It is not very hard to see why mainstream America keeps belittling Noam Chomsky as an “extremist”:
“On the eve of the 2000 elections, about 75% of the electorate regarded it as a game played by rich contributors, party managers, and the PR industry, which trains candidates to project images and produce meaningless phrases that might win some votes. Very likely, that is why the population paid little attention to the ‘stolen election’ that greatly exercised educated sectors. And it is why they are likely to pay little attention to campaigns about alleged fraud in 2004. If one is flipping a coin to pick the King, it is of no great concern if the coin is biased.
“In 2000, ‘issue awareness’ - knowledge of the stands of the candidate-producing organizations on issues - reached an all-time low. Currently available evidence suggests it may have been even lower in 2004. About 10% of voters said their choice would be based on the candidate’s ‘agendas/ideas/platforms/goals’; 6% for Bush voters, 13% for Kerry voters (Gallup). The rest would vote for what the industry calls ‘qualities’ or ‘values,’ which are the political counterpart to toothpaste ads. The most careful studies (PIPA) found that voters had little idea of the stand of the candidates on matters that concerned them.
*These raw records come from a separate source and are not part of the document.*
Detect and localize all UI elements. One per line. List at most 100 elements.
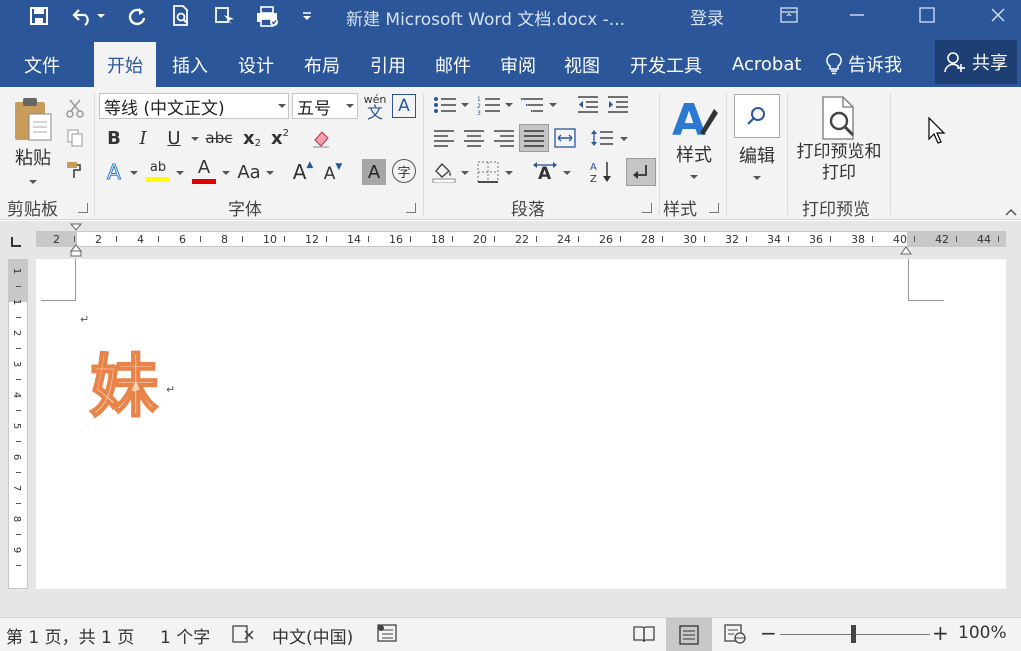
zoom-slider-thumb[interactable] bbox=[851, 625, 856, 643]
tab-mailings[interactable]: 邮件 bbox=[423, 42, 483, 87]
tab-acrobat[interactable]: Acrobat bbox=[720, 42, 813, 87]
tab-view[interactable]: 视图 bbox=[552, 42, 612, 87]
highlight-button[interactable]: ab bbox=[144, 157, 172, 185]
multilevel-list-icon[interactable] bbox=[518, 93, 548, 117]
multilevel-dropdown-icon[interactable] bbox=[549, 103, 557, 107]
align-right-icon[interactable] bbox=[490, 125, 518, 151]
paragraph-launcher-icon[interactable] bbox=[642, 203, 652, 213]
font-launcher-icon[interactable] bbox=[406, 203, 416, 213]
change-case-dropdown-icon[interactable] bbox=[266, 171, 274, 175]
underline-button[interactable]: U bbox=[162, 125, 186, 151]
font-size-dropdown[interactable]: 五号 bbox=[292, 93, 358, 119]
superscript-button[interactable]: x2 bbox=[268, 125, 292, 151]
styles-button[interactable]: A 样式 bbox=[664, 91, 724, 183]
tab-file[interactable]: 文件 bbox=[12, 42, 72, 87]
document-page[interactable]: ↵ 妹 ↵ bbox=[36, 259, 1006, 589]
decrease-indent-icon[interactable] bbox=[574, 93, 602, 117]
shrink-font-button[interactable]: A ▼ bbox=[320, 161, 346, 187]
document-text[interactable]: 妹 bbox=[89, 331, 159, 430]
ribbon-display-options-icon[interactable] bbox=[766, 0, 812, 30]
cut-icon[interactable] bbox=[62, 95, 88, 121]
asian-layout-icon[interactable]: A bbox=[530, 159, 560, 185]
undo-dropdown-icon[interactable] bbox=[92, 2, 110, 30]
show-paragraph-marks-icon[interactable] bbox=[626, 158, 656, 186]
first-line-indent-marker[interactable] bbox=[69, 223, 83, 261]
numbering-dropdown-icon[interactable] bbox=[505, 103, 513, 107]
paste-dropdown-icon[interactable] bbox=[29, 180, 37, 184]
tab-developer[interactable]: 开发工具 bbox=[618, 42, 714, 87]
distributed-icon[interactable] bbox=[552, 125, 578, 151]
borders-icon[interactable] bbox=[474, 159, 502, 185]
text-effects-dropdown-icon[interactable] bbox=[130, 171, 138, 175]
proofing-icon[interactable] bbox=[232, 625, 254, 648]
align-left-icon[interactable] bbox=[430, 125, 458, 151]
format-painter-icon[interactable] bbox=[62, 157, 88, 183]
word-count[interactable]: 1 个字 bbox=[160, 623, 210, 648]
asian-layout-dropdown-icon[interactable] bbox=[563, 171, 571, 175]
language-indicator[interactable]: 中文(中国) bbox=[272, 623, 353, 648]
character-border-button[interactable]: A bbox=[392, 94, 416, 118]
clipboard-launcher-icon[interactable] bbox=[78, 203, 88, 213]
change-case-button[interactable]: Aa bbox=[234, 159, 264, 185]
align-center-icon[interactable] bbox=[460, 125, 488, 151]
sort-icon[interactable]: AZ bbox=[588, 159, 614, 185]
strikethrough-button[interactable]: abc bbox=[204, 125, 234, 151]
tab-design[interactable]: 设计 bbox=[226, 42, 286, 87]
bullets-dropdown-icon[interactable] bbox=[461, 103, 469, 107]
bold-button[interactable]: B bbox=[102, 125, 126, 151]
borders-dropdown-icon[interactable] bbox=[505, 171, 513, 175]
underline-dropdown-icon[interactable] bbox=[191, 137, 199, 141]
collapse-ribbon-icon[interactable] bbox=[1005, 201, 1017, 220]
shading-dropdown-icon[interactable] bbox=[461, 171, 469, 175]
sign-in-link[interactable]: 登录 bbox=[690, 4, 724, 29]
phonetic-guide-button[interactable]: wén 文 bbox=[361, 91, 389, 123]
font-color-dropdown-icon[interactable] bbox=[222, 171, 230, 175]
print-preview-icon[interactable] bbox=[166, 2, 196, 30]
share-button[interactable]: 共享 bbox=[935, 40, 1017, 84]
maximize-icon[interactable] bbox=[904, 0, 950, 30]
print-layout-icon[interactable] bbox=[666, 618, 712, 651]
zoom-level[interactable]: 100% bbox=[958, 623, 1007, 643]
page-count[interactable]: 第 1 页，共 1 页 bbox=[6, 623, 134, 648]
close-icon[interactable] bbox=[975, 0, 1021, 30]
text-effects-button[interactable]: A bbox=[102, 159, 126, 185]
editing-button[interactable]: 编辑 bbox=[730, 91, 784, 183]
font-name-dropdown[interactable]: 等线 (中文正文) bbox=[99, 93, 289, 119]
web-layout-icon[interactable] bbox=[724, 624, 746, 649]
tab-layout[interactable]: 布局 bbox=[292, 42, 352, 87]
styles-launcher-icon[interactable] bbox=[709, 203, 719, 213]
subscript-button[interactable]: x2 bbox=[240, 125, 264, 151]
read-mode-icon[interactable] bbox=[632, 624, 656, 649]
enclose-characters-button[interactable]: 字 bbox=[392, 159, 416, 183]
tab-review[interactable]: 审阅 bbox=[488, 42, 548, 87]
bullets-icon[interactable] bbox=[430, 93, 460, 117]
numbering-icon[interactable]: 123 bbox=[474, 93, 504, 117]
redo-icon[interactable] bbox=[122, 2, 152, 30]
line-spacing-dropdown-icon[interactable] bbox=[620, 137, 628, 141]
font-color-button[interactable]: A bbox=[190, 157, 218, 185]
grow-font-button[interactable]: A ▲ bbox=[290, 159, 316, 185]
justify-icon[interactable] bbox=[519, 124, 549, 152]
character-shading-button[interactable]: A bbox=[362, 159, 386, 185]
printer-icon[interactable] bbox=[252, 2, 282, 30]
macro-recording-icon[interactable] bbox=[377, 624, 399, 649]
customize-qat-icon[interactable] bbox=[296, 2, 318, 30]
clear-formatting-icon[interactable] bbox=[308, 125, 334, 151]
zoom-out-button[interactable]: − bbox=[760, 621, 777, 645]
ruler-strip[interactable]: 2 2 4 6 8 10 12 14 16 18 20 22 24 26 28 30 32 34 36 38 40 42 4… bbox=[36, 231, 1006, 247]
tell-me-search[interactable]: 告诉我 bbox=[826, 51, 902, 77]
save-icon[interactable] bbox=[24, 2, 54, 30]
minimize-icon[interactable] bbox=[834, 0, 880, 30]
tab-references[interactable]: 引用 bbox=[358, 42, 418, 87]
zoom-in-button[interactable]: + bbox=[932, 621, 949, 645]
line-spacing-icon[interactable] bbox=[588, 125, 616, 151]
tab-home[interactable]: 开始 bbox=[94, 42, 156, 87]
tab-insert[interactable]: 插入 bbox=[160, 42, 220, 87]
highlight-dropdown-icon[interactable] bbox=[176, 171, 184, 175]
tab-selector-icon[interactable] bbox=[10, 233, 22, 247]
touch-mode-icon[interactable] bbox=[210, 2, 240, 30]
italic-button[interactable]: I bbox=[132, 125, 154, 151]
copy-icon[interactable] bbox=[62, 125, 88, 151]
shading-icon[interactable] bbox=[430, 159, 458, 185]
print-preview-and-print-button[interactable]: 打印预览和 打印 bbox=[790, 91, 888, 187]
Bush voters tended to believe that he shared their beliefs, even though the Republican Party rejected them, often explicitly. Investigating the sources used in the studies, we find that the same was largely true of Kerry voters, unless we give highly sympathetic interpretations to vague statements that most voters had probably never heard.” (my emphasis)
Needless to say, this essay about the 2004 election contains more useful information and meaningful analysis than anything else I’ve seen so far.